Adam and Eve were real; Satan is real; Abraham really was about to sacrifice his son; Gog and Magog are real; the Dao is real; you can learn to float on clouds if you try hard enough (or don’t try at all?); there used to be giants and dragons; Atlantis is real; the Idea of the Good is real; the Demiurge is real; Zeus and Poseidon are real; Buddha was a Monkey King; Virgil & Socrates and everyone really are just hanging out in a chill zone on the outskirts of Hell; King Yama is real; there’s a bridge where if you’re good you get to cross to Heaven and if you’re bad you fall right down into Hell… etc, etc.
All of this makes sense to me. My worldview has been constructed out of every single one of these facts.
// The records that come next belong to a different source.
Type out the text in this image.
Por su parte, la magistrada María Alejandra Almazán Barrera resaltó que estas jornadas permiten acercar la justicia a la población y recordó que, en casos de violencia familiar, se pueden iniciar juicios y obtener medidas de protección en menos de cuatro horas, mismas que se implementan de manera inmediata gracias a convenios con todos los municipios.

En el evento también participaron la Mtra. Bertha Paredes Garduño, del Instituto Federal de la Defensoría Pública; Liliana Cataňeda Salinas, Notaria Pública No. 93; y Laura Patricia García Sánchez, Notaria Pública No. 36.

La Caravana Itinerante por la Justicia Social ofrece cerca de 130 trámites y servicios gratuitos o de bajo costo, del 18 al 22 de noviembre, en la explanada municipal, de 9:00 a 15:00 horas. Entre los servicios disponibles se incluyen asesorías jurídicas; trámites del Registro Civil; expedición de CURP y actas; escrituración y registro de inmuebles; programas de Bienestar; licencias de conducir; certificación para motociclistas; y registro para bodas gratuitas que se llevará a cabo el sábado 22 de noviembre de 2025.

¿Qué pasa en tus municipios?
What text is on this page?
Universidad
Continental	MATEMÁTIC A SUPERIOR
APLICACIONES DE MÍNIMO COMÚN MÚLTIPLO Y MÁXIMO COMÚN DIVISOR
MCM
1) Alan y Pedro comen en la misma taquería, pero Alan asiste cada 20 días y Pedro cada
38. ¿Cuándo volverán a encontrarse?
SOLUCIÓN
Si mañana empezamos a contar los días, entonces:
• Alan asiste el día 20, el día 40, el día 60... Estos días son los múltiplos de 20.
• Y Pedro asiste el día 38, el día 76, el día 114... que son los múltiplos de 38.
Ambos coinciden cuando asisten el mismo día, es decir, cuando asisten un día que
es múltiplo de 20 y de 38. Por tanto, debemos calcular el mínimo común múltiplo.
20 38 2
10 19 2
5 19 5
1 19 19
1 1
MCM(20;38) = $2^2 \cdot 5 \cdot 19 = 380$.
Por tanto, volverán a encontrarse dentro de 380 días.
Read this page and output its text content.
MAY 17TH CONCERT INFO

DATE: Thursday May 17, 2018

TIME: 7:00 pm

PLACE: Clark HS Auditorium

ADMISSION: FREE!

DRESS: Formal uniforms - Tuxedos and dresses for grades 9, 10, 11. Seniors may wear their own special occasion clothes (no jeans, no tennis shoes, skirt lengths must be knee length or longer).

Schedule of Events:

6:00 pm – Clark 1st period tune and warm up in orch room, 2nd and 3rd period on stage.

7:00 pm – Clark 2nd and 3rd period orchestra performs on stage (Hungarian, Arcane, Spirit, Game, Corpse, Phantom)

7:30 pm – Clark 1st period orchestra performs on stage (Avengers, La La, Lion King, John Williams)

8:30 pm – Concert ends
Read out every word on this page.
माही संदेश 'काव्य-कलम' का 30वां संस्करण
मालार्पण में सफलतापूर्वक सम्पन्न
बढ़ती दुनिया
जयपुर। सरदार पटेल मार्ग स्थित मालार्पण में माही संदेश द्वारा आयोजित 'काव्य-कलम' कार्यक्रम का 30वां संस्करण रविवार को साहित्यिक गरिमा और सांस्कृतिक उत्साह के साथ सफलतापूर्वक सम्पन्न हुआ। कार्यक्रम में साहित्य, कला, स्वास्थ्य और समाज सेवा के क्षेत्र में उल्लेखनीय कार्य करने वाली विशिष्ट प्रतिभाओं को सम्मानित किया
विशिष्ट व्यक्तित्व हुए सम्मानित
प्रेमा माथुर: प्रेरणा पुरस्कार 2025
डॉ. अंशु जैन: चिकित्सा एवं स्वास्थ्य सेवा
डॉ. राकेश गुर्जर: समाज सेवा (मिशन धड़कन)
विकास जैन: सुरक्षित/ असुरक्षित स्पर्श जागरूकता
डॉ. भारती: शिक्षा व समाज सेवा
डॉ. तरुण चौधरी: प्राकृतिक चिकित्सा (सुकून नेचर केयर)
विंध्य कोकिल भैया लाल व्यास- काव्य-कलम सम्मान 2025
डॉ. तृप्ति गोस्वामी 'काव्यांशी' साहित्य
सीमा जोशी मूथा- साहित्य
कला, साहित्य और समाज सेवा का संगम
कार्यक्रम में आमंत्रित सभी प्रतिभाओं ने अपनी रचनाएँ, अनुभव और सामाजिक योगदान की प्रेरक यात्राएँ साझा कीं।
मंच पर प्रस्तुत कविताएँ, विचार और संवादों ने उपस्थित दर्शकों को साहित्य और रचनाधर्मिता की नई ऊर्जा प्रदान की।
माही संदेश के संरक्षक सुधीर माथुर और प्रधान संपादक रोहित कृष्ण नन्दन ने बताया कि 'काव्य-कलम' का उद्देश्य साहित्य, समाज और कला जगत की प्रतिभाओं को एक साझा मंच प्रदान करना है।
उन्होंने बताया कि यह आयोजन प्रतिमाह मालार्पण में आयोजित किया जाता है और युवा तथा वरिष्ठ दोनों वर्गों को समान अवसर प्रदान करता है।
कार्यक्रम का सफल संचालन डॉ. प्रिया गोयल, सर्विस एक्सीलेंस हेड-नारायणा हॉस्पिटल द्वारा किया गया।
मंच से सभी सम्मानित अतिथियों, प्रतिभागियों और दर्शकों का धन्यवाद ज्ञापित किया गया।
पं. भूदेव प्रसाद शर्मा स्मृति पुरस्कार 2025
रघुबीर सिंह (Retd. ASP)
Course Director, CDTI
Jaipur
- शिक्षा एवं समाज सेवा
In a sense, I believe them, although of course I don’t believe all of them at the same time, and don’t believe them in the same way that I believe in other, more prosaic things. But they’re all there, floating around within me. They’re all a part of what I like to call reality.
As such, it’s probably impossible for me to become a Zen master. (This was already true for a variety of reasons.) I can’t wholeheartedly convince myself of the idea that Zen mastery is an adequate goal. In truth, I don’t much like getting hit with a stick. I much prefer to sit in my armchair undisturbed, allowing mind and body to become detached.
I don’t hold any hope of salvation. I don’t hold any hope of discovering the underlying truth of reality. No ritual or rite is going to bring me any closer to any deity or power or energy or Way that may be out there waiting for me. This doesn’t distress or disturb me in the slightest, most of the time. But sometimes I wonder — should I feel bad? Should I be worried? I strongly connected to a character in John Bunyan’s Pilgrim’s Progress — he is named Ignorance, and at the end of Part One he is thrown into pit that leads directly to Hell. Is that my fate? I believe myself to have a strong moral framework, but is this all for naught without faith? Is my syncretism merely a product of self-important conceit?
These questions don’t really get me anywhere. I mean, how am I supposed to know, one way or the other? Different people tell me different things; who am I supposed to trust? On one hand, I trust them all; on the other hand, in trusting them all I betray a distrust in each and every one of them.
I exit my study, and upon entering my living room encounter a beautiful sight. My cat on the table beside the window, asleep on a sunbeam. My wife on the couch, asleep beneath a tangle of blankets. Outside the window, the faint chirping of birds, the calm rustle of the wind.
"A certain recluse monk once remarked, ‘I have relinquished all that ties me to the world, but one thing that still haunts me is the beauty of the sky.’ I can quite see why he would feel this."